The syntax here is using the Bash shell in unix.

The following command counts the number of sequences in a fasta formatted file. The “ ” operator is a pipe. This lets you stream the output from one command into another.
grep ">" YOURFILE.fasta | wc -l

Extract position 2 through 8 on all sequences in a fasta file. The -v option for grep is the inversion option. This tells grep to only consider lines that are not fasta headers.

grep -v ">" YOURFILE.fasta | cut -c2-8 > YOURFILE_pos2-8.fasta

Counts how many unique text strings are in a file.

sort -u YOURFILE_pos2-8.fasta | wc -l

Exports counts of unique occurences in YOURFILE_pos2-8.fasta

sort YOURFILE_pos2-8.fasta | uniq -c > YOURFILE_unique_counts.output

This series of commands will format YOURFILE_unique_counts.output to remove the leading whitespace and replace the remaining whitespace with a tab character “/t” It then will sort this in decreasing numerical order.

sed 's/^\s\+//' YOURFILE_unique_counts.output | sed 's/\s\+/\t/' | sort -n -r

Example questions: Use “grep”, “cat”, “sort”, and “uniq -c” to extract microRNA sequences from mirbase Version 19 and Version 20 and determine which sequences are in both versions. How many are shared in both versions?

grep -v ">" v19.fa | sort -u > v19_uniq.out
grep -v ">" v20.fa | sort -u > v20_uniq.out

This creates a file (v19_uniq.out) with only unique nucleic acid sequences. The “>” operator at the end of a command writes the output to a file (in this case v19_uniq.out) instead of to the screen of the terminal. So now we have both versions of mirbase with only unique sequences - no duplicates - in two different files.

cat v19_uniq.out v20_uniq.out | sort | uniq -c | grep -c "2"

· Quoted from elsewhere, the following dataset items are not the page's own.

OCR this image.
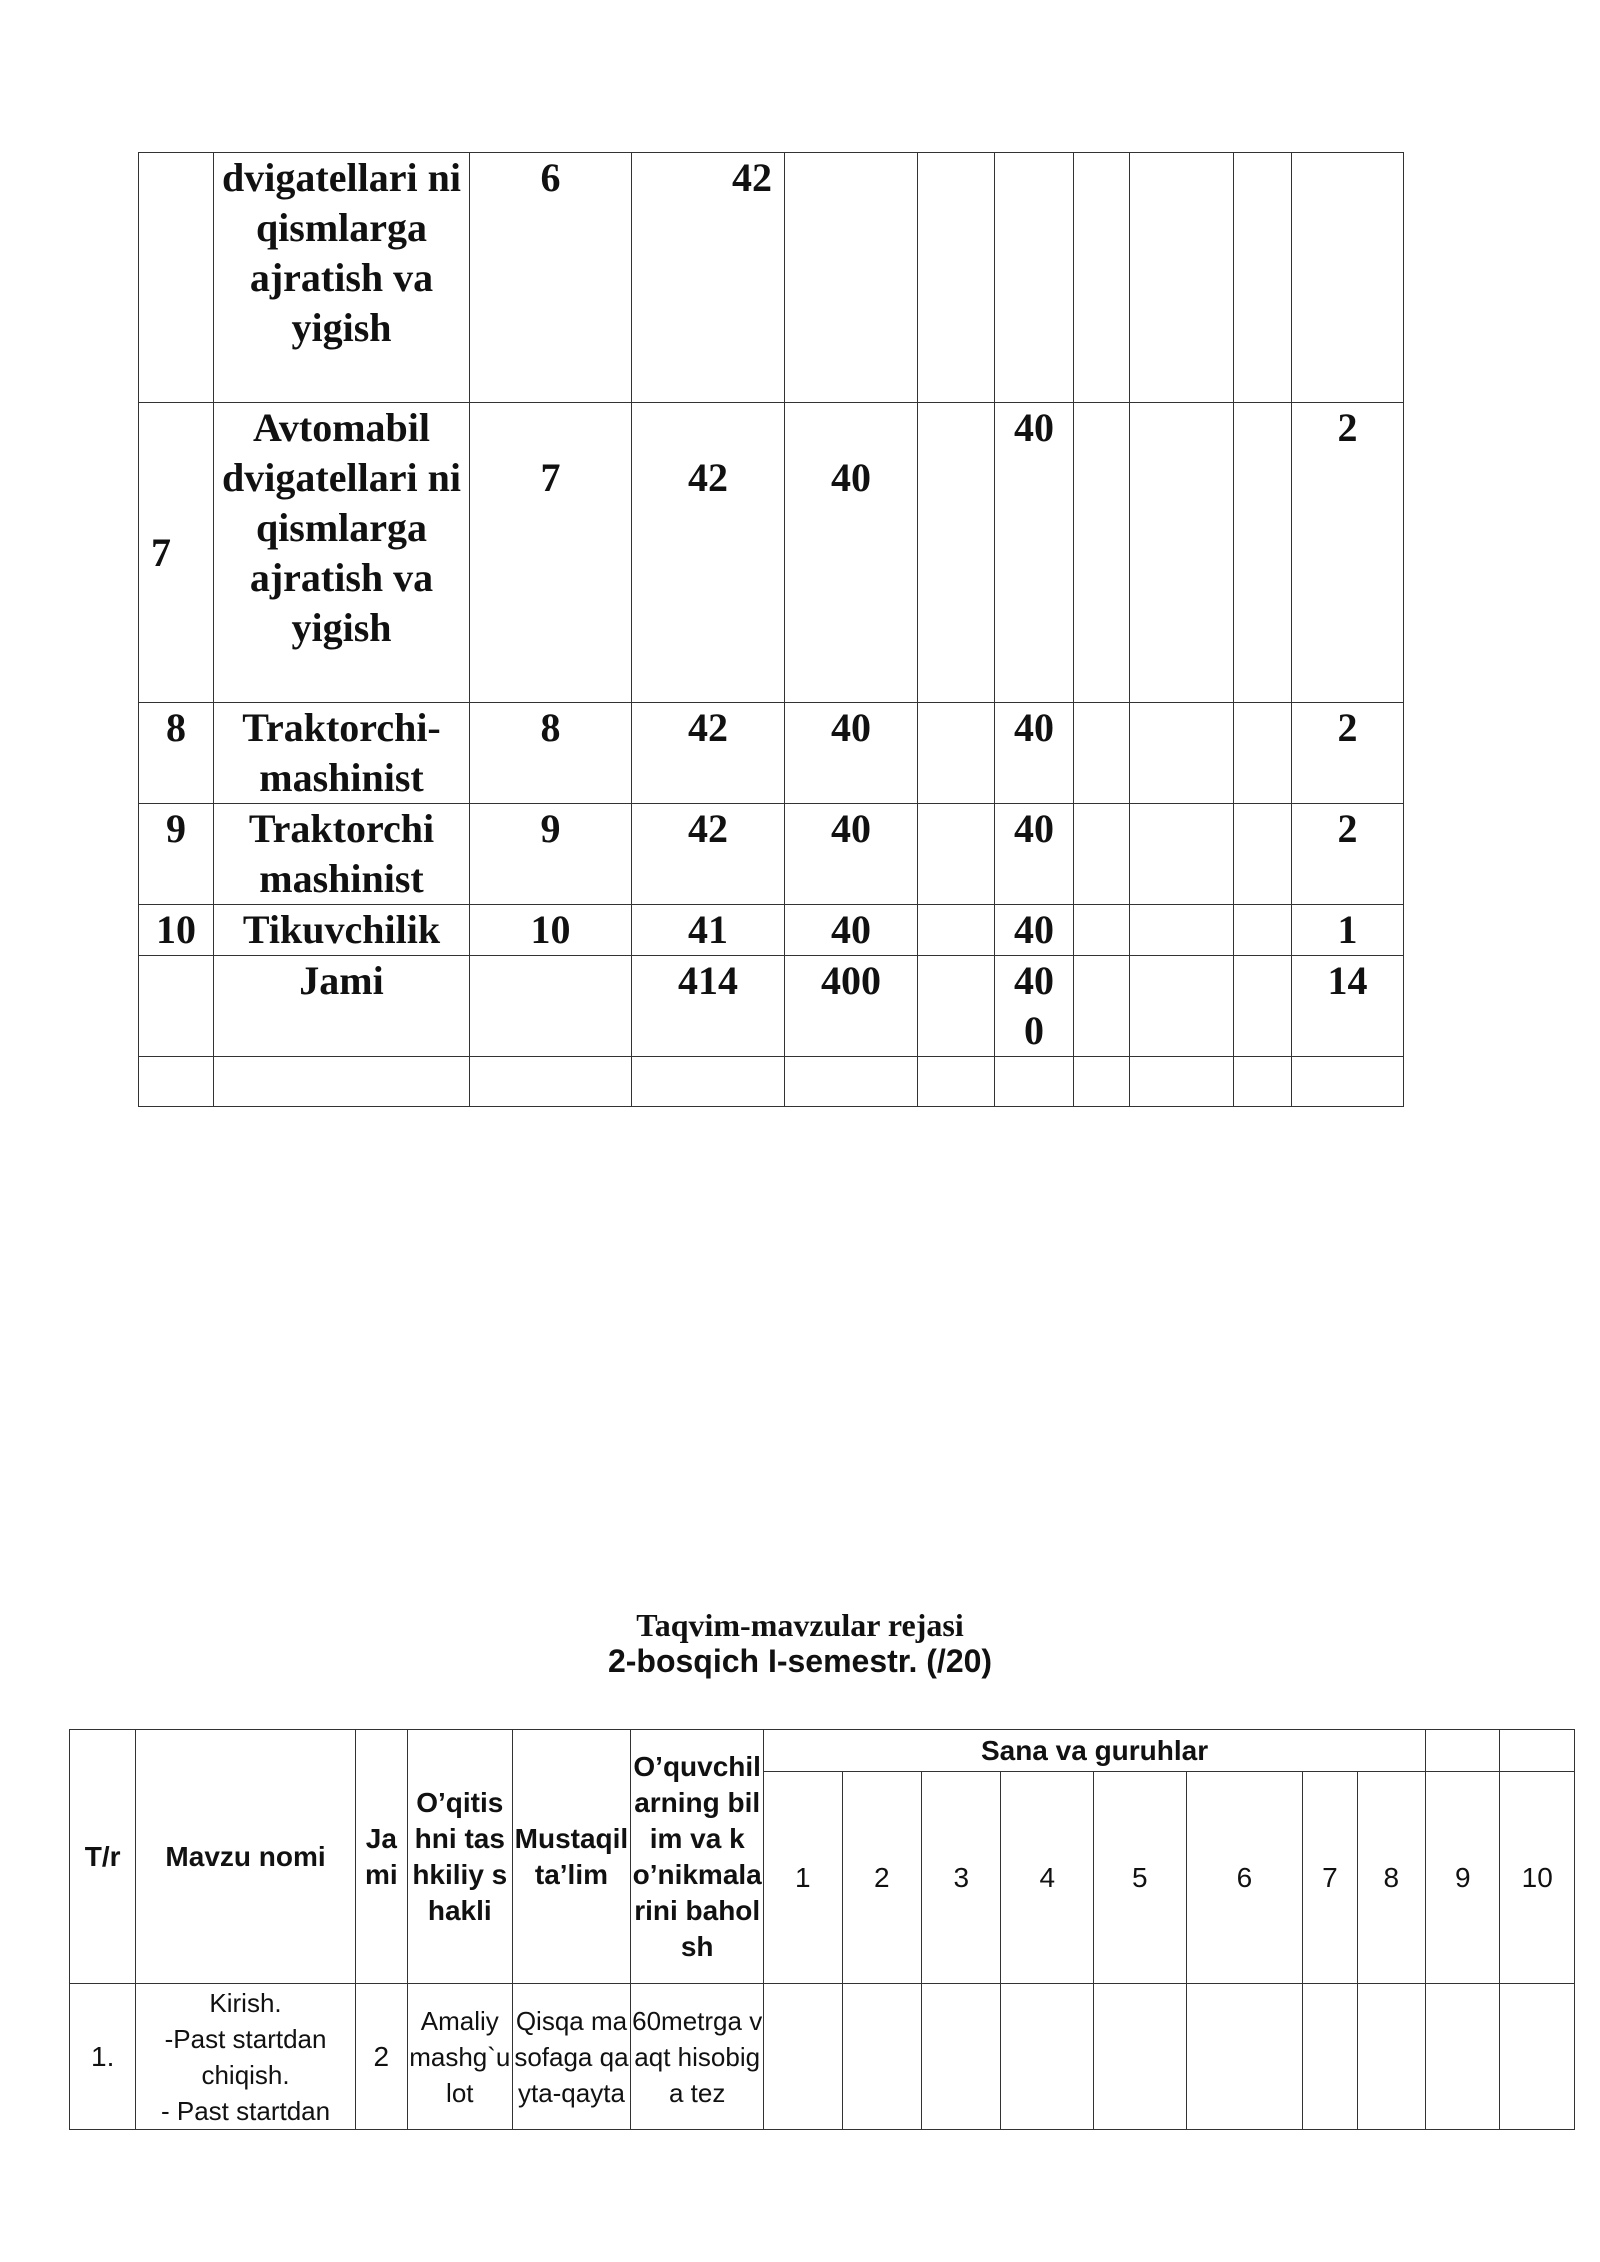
	dvigatellari ni qismlarga ajratish va yigish	6	42							
7	Avtomabil dvigatellari ni qismlarga ajratish va yigish	7	42	40		40				2
8	Traktorchi-mashinist	8	42	40		40				2
9	Traktorchi mashinist	9	42	40		40				2
10	Tikuvchilik	10	41	40		40				1
	Jami		414	400		400				14

Taqvim-mavzular rejasi
2-bosqich I-semestr. (/20)
T/r	Mavzu nomi	Jami	O’qitishni tashkiliy shakli	Mustaqil ta’lim	O’quvchilarning bilim va ko’nikmalarini baholsh	Sana va guruhlar									
						1	2	3	4	5	6	7	8	9	10
1.	Kirish.
-Past startdan chiqish.
- Past startdan	2	Amaliy mashg`ulot	Qisqa masofaga qayta-qayta	60metrga vaqt hisobiga tez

The cat command merges the content of files or standard input and outputs to the terminal. So with the first command we combine all unique sequences in each database. We then pipe that output to the sort command which orders the sequences alphanumerically. We pipe that output to uniq -c, which as we saw above counts the number of occurences of a given text string. Now my logic for using a pipe then grep -c “2” is that any sequence that occurs in both version 19 and 20 of mirbase will have a count of 2. (The -c operator can be used with grep to count the number of occurences of a text string or regular expression) If a sequences is unique to either database it will have a count of 1. By counting the number of occurences of 2 we find how many sequences were in both databases. My answer was 13522 sequences.

Example questions: Use “grep” and “sort” to extract microRNA sequences from mirbase Version 19 and Version 20, creating 2 intermediate files. Use “join” to generate sequences present only in Version 19, only in Version 20, and both versions. How many sequences are in each of the 3 output files?

join -v 1 v19_uniq.out v20_uniq.out | wc -l
join -v 2 v19_uniq.out v20_uniq.out | wc -l

Here I used the same files (v20_uniq.out and v19_uniq.out) generated from the previous question. The trick to using join is that your input files must be sorted prior to use. Using the -v X operator tells join to output the lines that are unique to file X. In the way the files are ordered above, -v 1 tells join to ouput only the sequences unique to v19. Using the pipe operator plus wc -l gets the number lines from the join output. So we see that there were 80 unique sequences in mirbase version 19 that were “retired” from the version 20 issue of the database. Likewise, we see that 2204 unique sequences were added to version 20. If you were to use the -a 1 option this would output the shared sequences between the two databases plus the “unmatchable” ones in version 19. Substracting 80 from this number gives you the number of unique sequences shared in both versions.